Views of mountain chains extending into the horizon are typical on the Parkway.

Robert Stevens photo


The Appalachian Mountains are among the oldest mountains in the world. They began forming about 270 million years ago, when the land masses that would become North America and Africa collided. The collision piled up masses of rock along the margin of North America to form the Appalachians.

The Appalachians were once as tall as the Rocky Mountains. Over millions of years, erosion from ice, wind, and water carved the mountains into their current shapes. Today, geologists estimate that the Appalachian Mountains erode about two inches every 1,000 years.

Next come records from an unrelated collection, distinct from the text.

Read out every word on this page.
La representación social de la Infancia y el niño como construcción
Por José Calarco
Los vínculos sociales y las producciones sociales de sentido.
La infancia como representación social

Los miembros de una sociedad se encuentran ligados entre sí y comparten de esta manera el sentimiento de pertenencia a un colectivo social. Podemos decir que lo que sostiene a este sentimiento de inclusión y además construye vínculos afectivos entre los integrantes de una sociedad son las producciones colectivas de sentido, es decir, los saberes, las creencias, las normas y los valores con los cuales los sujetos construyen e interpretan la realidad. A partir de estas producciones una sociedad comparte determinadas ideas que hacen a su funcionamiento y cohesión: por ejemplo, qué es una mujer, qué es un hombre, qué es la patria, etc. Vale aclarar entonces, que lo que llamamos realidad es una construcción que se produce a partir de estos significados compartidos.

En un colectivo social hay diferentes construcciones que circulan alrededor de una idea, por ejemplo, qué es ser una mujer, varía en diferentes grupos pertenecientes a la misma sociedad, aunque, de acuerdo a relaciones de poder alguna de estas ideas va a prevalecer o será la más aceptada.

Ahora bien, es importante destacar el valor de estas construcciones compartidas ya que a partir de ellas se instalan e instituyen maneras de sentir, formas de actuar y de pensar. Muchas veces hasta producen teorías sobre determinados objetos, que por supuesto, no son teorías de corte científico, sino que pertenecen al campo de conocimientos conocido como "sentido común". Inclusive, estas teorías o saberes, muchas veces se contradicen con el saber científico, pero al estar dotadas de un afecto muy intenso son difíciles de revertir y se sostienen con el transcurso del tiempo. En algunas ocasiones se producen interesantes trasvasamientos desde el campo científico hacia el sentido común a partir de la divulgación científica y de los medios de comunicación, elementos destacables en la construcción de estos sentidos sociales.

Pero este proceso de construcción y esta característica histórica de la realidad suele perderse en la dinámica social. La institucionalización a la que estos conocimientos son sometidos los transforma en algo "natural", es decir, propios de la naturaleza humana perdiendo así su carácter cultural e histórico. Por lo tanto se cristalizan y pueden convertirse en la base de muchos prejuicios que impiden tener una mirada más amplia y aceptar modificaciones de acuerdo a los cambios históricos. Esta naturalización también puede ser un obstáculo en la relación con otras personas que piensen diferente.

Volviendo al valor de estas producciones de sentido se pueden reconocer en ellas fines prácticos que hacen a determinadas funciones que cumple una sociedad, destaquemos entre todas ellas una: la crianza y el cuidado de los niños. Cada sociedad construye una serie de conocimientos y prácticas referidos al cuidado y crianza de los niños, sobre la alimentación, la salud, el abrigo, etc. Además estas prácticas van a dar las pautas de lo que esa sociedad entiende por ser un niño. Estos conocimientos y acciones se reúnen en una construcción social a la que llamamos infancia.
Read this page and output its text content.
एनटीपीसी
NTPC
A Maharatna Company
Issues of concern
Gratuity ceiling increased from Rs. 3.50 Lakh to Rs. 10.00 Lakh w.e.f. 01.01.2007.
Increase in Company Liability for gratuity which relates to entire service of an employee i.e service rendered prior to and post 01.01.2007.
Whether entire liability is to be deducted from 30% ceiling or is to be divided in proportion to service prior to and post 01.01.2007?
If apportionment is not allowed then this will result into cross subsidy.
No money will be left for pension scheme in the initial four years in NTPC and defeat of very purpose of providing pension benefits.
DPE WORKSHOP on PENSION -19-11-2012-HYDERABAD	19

View from Richard Balsam Mountain, highest point on the parkway.
Milepost 431, on Richard Balsam Mountain, is the highest point of the parkway.

Kristina Plaas photo

The parkway passes through six mountain chains in the Appalachians. From Virginia, the first 355 miles follow the Blue Ridge Mountains. Near Asheville, North Carolina, the parkway winds through the Black Mountains, the Craggies, the Pigsahs, and the Balsams. The parkway ends at the Great Smokies in North Carolina.

The tallest peak in the Appalachians is Mt. Mitchell in North Carolina at 6,683 feet. Mt. Mitchell is also the highest point east of the Mississippi River. The highest elevation along the parkway road is 6,053 feet at Richland Balsam (Milepost 431) in North Carolina.